Antareans are completely insulated, never having made contact with any cultures from
the rest of the world. Indeed, they are apparently unaware that there even is a “rest” of
the world, since no Antarean has ever left the island chain or seen evidence of humans
living outside their culture.

Culture 2
Zostereans are people born with a specific brain defect whose only consequence is to
prevent the capacity to use speech. They cannot produce speech or understand the speech
of others; these characteristics apply to vocal speech, written language, and sign
language. Other than this one feature, Zostereans are completely normal. But, because
Western cultures emphasize language so heavily, Zostereans find it difficult, confusing,
and embarrassing to operate in most Western cultures. Thus, they generally live in their
homeland, Zosteria, which is entirely populated by Zostereans, and rarely venture outside
its borders.

Culture 3
A magical genie grants Hilda, the historian, one wish.

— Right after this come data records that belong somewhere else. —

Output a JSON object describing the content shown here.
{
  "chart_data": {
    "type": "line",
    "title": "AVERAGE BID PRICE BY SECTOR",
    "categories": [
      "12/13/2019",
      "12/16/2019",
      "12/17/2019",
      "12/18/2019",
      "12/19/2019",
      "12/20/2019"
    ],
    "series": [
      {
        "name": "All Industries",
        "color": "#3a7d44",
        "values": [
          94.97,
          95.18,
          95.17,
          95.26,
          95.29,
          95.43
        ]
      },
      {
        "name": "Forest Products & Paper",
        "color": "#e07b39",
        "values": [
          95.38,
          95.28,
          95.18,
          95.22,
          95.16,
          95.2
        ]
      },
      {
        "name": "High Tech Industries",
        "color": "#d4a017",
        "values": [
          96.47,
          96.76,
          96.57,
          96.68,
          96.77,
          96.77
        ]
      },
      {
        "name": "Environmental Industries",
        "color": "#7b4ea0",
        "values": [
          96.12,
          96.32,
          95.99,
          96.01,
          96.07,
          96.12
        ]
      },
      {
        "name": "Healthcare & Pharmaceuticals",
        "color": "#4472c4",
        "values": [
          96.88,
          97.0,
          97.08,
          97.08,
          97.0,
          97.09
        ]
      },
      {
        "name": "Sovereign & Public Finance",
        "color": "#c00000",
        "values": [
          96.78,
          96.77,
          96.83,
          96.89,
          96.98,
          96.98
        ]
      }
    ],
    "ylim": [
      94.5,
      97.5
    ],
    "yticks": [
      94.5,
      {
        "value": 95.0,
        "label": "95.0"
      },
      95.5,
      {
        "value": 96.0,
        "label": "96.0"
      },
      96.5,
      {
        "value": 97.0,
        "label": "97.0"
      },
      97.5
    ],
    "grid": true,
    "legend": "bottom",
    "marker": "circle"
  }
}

Hilda says, “Well, I’ve always
wanted to know more about the people who lived on earth 4000 years ago, so bring me
some people from that time so I can talk to them.” Unfortunately, the genie
misunderstood and brought every single human who was alive on earth exactly 4000
years ago to the present. Suddenly, millions of people appeared on the earth mainly in
and around the Portland, Oregon area, where Hilda had met the genie. These
“Transplantons,” as they came to be called by the news media covering the phenomenon,
are people who suddenly appeared in the American Pacific Northwest around the turn of
the 21st century; from the Transplantons’ point of view, however, moments ago they were
in the time period of 4000 years ago.

Discussion Questions
1. What factors did you consider important in developing an IQ test for the culture you
chose? Why were these factors important?

2. Do you have confidence that the final IQ test you developed will be a reliable and valid
measure of intelligence for the group you chose for the purposes you will be
administering it? Why or why not?

3. Is it possible to develop a culturally unbiased IQ test? Why or why not?

References
Cole, M., Gay, J., & Sharp, D. (1971). The cultural context of learning and thinking: An exploration in experimental
anthropology. New York: Basic Books.
Shenker, J., Goss, S., & Bernstein, D. (1997). Instructor’s Manual to accompany Bernstein Psychology, 4th ed. Boston,
MA: Houghton Mifflin
Sternberg, R. (1995). Testing common sense. American Psychologist, 50. 912-927.
Sternberg, R. (1998). In search of the human mind, 2nd ed. Fort Worth, TX: Harcourt Brace.